Vi ricordate di quando ho comprato il biglietto per gli U2 ? Rinfrescatevi la memoria su questo link!
23. Luglio …La sveglia è brusca, i sogni volatili come sempre, e infatti non li ricordo bene…Agostino è più leggero di loro quando mi sveglia e mi chiede "Cosa vuoi nel latte?"…che testa… "Perchè,che c’e’ ?"… "beh…caffè?"…."ah, pensavo ti fosse rimasta un pò di quella scopa elettrica di ieri".

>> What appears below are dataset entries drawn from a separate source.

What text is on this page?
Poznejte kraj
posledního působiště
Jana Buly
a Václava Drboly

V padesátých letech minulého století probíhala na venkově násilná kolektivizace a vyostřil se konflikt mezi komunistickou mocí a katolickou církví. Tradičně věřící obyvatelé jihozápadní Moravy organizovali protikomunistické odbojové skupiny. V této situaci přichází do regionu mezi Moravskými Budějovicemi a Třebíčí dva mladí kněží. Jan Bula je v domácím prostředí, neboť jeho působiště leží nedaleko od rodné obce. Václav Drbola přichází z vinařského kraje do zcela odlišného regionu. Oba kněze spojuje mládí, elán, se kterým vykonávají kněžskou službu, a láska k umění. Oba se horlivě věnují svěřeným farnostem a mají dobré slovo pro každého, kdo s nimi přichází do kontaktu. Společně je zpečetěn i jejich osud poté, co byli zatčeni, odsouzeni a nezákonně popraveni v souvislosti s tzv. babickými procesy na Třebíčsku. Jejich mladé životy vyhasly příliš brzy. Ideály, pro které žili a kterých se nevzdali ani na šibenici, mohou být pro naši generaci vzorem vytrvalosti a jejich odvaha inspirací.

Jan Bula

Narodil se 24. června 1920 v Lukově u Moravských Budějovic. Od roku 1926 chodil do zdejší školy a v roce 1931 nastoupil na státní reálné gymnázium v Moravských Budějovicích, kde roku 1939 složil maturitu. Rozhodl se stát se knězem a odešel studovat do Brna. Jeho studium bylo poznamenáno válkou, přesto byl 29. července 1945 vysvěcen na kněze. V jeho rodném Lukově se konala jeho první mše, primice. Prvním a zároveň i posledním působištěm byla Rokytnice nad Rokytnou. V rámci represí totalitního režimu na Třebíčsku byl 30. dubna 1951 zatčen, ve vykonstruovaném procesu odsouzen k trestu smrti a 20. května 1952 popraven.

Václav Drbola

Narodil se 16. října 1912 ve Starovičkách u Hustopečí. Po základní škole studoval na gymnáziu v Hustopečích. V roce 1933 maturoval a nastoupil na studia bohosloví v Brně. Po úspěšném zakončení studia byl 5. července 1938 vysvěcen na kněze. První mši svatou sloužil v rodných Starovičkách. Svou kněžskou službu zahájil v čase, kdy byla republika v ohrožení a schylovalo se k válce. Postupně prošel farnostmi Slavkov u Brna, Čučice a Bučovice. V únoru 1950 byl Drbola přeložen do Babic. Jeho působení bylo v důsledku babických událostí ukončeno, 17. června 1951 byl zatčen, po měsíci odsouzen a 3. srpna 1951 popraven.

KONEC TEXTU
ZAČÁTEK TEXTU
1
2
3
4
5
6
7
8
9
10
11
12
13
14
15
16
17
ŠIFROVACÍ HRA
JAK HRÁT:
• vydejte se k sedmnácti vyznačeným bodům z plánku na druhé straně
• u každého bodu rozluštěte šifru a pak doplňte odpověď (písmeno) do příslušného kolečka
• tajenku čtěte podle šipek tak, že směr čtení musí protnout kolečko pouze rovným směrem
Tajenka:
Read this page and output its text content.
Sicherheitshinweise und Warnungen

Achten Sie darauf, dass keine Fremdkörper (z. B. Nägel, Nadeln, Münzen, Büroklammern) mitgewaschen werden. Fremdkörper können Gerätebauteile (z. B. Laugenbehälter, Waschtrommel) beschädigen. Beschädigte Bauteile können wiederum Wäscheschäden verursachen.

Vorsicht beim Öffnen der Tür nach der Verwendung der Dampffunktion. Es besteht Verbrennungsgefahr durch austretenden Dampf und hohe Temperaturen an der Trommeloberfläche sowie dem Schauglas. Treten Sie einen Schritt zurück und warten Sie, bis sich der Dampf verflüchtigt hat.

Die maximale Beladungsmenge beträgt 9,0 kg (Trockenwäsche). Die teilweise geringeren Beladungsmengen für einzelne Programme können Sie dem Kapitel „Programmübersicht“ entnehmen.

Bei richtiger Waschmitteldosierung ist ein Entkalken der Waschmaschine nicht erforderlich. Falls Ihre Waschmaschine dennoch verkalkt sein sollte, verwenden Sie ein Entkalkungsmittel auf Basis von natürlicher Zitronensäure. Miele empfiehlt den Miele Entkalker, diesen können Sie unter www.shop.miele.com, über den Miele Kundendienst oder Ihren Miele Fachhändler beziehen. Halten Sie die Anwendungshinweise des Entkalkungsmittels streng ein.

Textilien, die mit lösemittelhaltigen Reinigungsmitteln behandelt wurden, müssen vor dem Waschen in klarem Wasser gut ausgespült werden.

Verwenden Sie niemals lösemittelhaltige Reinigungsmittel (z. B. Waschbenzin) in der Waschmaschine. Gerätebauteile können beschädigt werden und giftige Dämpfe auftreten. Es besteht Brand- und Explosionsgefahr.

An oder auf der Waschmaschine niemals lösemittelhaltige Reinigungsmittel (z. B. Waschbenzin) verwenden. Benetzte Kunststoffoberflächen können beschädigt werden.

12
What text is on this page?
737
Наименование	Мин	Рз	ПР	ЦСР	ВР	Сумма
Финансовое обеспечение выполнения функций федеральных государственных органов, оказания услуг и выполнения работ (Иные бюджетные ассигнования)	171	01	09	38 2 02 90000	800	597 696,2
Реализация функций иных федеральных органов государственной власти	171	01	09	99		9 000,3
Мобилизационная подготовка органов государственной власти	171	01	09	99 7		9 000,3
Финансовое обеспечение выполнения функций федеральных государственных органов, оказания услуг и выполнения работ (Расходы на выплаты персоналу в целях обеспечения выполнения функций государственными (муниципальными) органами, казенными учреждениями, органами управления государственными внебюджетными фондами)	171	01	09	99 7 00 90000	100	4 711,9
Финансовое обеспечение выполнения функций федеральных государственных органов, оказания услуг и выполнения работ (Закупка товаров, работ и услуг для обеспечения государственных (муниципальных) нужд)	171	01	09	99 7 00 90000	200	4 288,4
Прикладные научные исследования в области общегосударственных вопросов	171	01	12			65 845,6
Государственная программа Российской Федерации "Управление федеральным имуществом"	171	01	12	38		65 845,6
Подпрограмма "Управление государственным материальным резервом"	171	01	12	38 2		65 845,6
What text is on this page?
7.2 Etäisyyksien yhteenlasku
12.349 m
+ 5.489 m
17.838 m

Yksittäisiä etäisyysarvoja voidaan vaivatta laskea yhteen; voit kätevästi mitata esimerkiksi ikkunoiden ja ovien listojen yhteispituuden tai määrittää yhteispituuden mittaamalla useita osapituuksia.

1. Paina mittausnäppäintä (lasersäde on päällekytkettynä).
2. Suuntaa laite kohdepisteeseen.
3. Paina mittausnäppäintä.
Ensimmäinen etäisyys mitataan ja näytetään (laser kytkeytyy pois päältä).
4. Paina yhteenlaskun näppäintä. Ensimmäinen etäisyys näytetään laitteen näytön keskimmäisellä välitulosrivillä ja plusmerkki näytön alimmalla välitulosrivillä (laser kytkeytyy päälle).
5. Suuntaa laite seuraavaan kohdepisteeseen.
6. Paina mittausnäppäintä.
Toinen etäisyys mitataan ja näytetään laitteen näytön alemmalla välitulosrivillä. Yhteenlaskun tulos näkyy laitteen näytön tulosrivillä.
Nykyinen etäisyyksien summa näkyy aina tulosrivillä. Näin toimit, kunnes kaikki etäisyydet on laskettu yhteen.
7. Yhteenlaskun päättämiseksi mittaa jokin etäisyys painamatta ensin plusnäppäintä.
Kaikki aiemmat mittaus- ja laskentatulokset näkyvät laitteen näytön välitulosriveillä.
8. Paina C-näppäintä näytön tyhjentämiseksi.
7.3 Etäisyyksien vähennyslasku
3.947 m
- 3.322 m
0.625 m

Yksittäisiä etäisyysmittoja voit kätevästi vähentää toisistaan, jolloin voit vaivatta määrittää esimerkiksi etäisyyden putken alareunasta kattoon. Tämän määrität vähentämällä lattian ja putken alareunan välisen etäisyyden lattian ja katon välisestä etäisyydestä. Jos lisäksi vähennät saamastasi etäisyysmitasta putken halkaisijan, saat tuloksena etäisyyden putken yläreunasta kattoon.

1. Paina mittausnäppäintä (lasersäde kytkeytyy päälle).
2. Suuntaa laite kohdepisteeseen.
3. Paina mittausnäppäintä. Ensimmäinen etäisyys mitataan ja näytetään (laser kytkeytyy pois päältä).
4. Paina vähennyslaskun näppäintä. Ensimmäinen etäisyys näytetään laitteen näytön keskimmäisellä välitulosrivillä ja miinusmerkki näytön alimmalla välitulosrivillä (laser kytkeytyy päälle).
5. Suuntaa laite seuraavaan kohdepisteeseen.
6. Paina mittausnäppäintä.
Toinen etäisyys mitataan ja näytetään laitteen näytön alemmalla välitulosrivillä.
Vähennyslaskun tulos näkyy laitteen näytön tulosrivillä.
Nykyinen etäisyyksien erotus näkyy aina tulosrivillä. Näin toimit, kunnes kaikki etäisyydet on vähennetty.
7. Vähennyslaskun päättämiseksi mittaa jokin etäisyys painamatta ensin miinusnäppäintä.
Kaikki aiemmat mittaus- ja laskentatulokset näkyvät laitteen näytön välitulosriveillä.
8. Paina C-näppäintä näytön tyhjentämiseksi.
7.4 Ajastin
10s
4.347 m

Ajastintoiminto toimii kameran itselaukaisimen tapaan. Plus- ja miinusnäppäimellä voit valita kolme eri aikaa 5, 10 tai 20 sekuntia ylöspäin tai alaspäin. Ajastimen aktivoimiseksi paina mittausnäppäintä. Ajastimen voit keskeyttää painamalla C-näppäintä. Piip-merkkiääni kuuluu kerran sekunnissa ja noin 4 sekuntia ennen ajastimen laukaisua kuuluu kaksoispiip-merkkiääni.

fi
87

Errore numero uno: Io non bevo latte, men che meno al mattino a stomaco vuoto..ma non temete, la pagherò, io la pago sempre.
Ore 7:25 – Sto andando a Roma, avete presente quel posto da giorni al centro delle minacce di tutti i terroristi? No? Un altro piccolo indizio..è la Capitale d’Italia..stanotte Ada m’ha mandato un sms, ci sono stati attentati a Sharm-el-Sheik, proprio nell’hotel dove ha soggiornato lei…giri di pensieri…preoccupato, sconvolto e ricoinvolto, poi decisamente coinvolto, perfino un po’ geloso?
Mentre prendo il brutto latte.. guardo distratto le prime pagine dei TG, mi colpisce più delle immagini dal Mar Rosso un’istantanea da Roma: è un autobus che passa per le strade del centro, affisso sulla fiancata il manifesto dell’ultimo film di Spielberg..il titolo mi dice più di quanto non credessi: "La Guerra dei Mondi".
Sta diventando proprio questo? La guerra di due mondi, iniziata a passeggio per la politica, per la moneta, per l’oro nero… l’oro stretto nella bocca del mattino, proprio come nel famoso proverbio…L’oro in bocca, e nella mente mi passa Lucia..inaspettata. Non prendo bene nessun viaggio ultimamente, è un momento un pò così.. l’allergia mi ha fatto agitare molto, l’antistaminico tutti i giorni mi ha trasformato in un mollusco, per evitare l’effetto-notte sono 10 giorni che non ne prendo, e così m’angoscio un pò.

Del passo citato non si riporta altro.